More About the Kernel Thomas

Mark Goodacre has posted a series of fabulous questions about the Kernel Thomas that I would like to respond to in this post.

Mark Goodacre
In what way is "Kernel Thomas" appropriately labelled Kernel Thomas? In other words, what is it about this hypothetical collection of sayings that makes it Thomasine? The character Thomas appears in the Incipit and Logion 13, but both of these are among DeConick's accretions. Looking at the character of the accretions, it is also clear that Kernel Thomas is a different kind of entity from the Gospel of Thomas, which focuses the question further.
My response
I use the expression Kernel Thomas only in practical terms, to refer to that text which became the Gospel of Thomas. It is not used by me to indicate a theological orientation that we call "Thomasine." By the way, I do not understand the Thomasine theological orientation to be unique or derivative of a church who only uses the Gospel of Thomas.
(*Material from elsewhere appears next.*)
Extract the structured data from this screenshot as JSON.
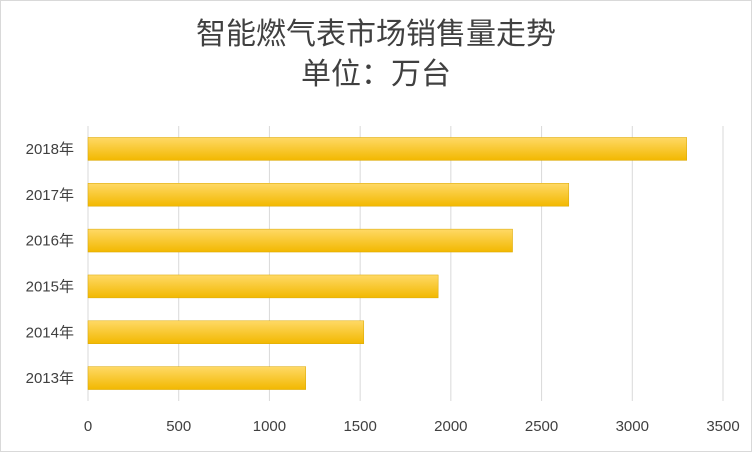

The theology represents early Syrian Christianity, and is most likely associated with Edessian Christians. They did not just produce the Gospel of Thomas, or know only it. They produced and knew many other pieces of early Christian literature including other gospels.
Mark Goodacre
How do we know that the author or community producing the Gospel of Thomas was directly continuous with the author or community who used Kernel Thomas as their storage site for Jesus' sayings? Could it be that the Gospel of Thomas author or community had no direct relationship with the author or community behind Kernel Thomas?
My response
My analysis of the content of the earliest sayings, the Kernel, suggests to me that the Kernel came from the Jerusalem mission. I don't ever argue for a continuity of communities - that the Kernel and the Gospel of Thomas were created by the same group of people. The Kernel looks to me to have been produced in Jerusalem. Somehow it got to Edessa. I think this most likely happened as the result of mission work from Jerusalem, but there may be other possibilities. The Christians in Edessa develop the text. The text reflects shifts in Christianity there, so it reflects an ever-changing community of Christians and the issues that they faced. This is what I mean by dynamic growth. One group of people have not controlled everything that happened to this text. Even within the Thomasine (or better?: Edessian) community there were shifts and changes in membership and orientation. I tried to get this across in terms of the gradual accrual of the accretions, and the shift in hermeneutics that I see taking place in this accretive material.
Mark Goodacre
Is Kernel Thomas the core of the Gospel of Thomas in the same way that the Gospel of Mark is the core of the Gospel of Matthew? Or to put it another way, would we be content with thinking of the Gospel of Mark as "Kernel Matthew"?
My response
I rather like this comparison, although I would be afraid that the analogy would be taken too far by other scholars, especially in terms of what the consensus view is about the composition of Matthew as a literary assimilation and redaction of written sources. This is exactly the model of production that I am arguing against. My model is one in which oral consciousness dominated the production - which is not the same thing as saying that I think its creation relied solely on oral sources or orality. This would be a total misunderstanding of my position. I argue quite loudly for a rhetorical model, for an organic process of written and oral texts moving in and out of oration, and for the setting down of what was significant in writing so that it could be preserved.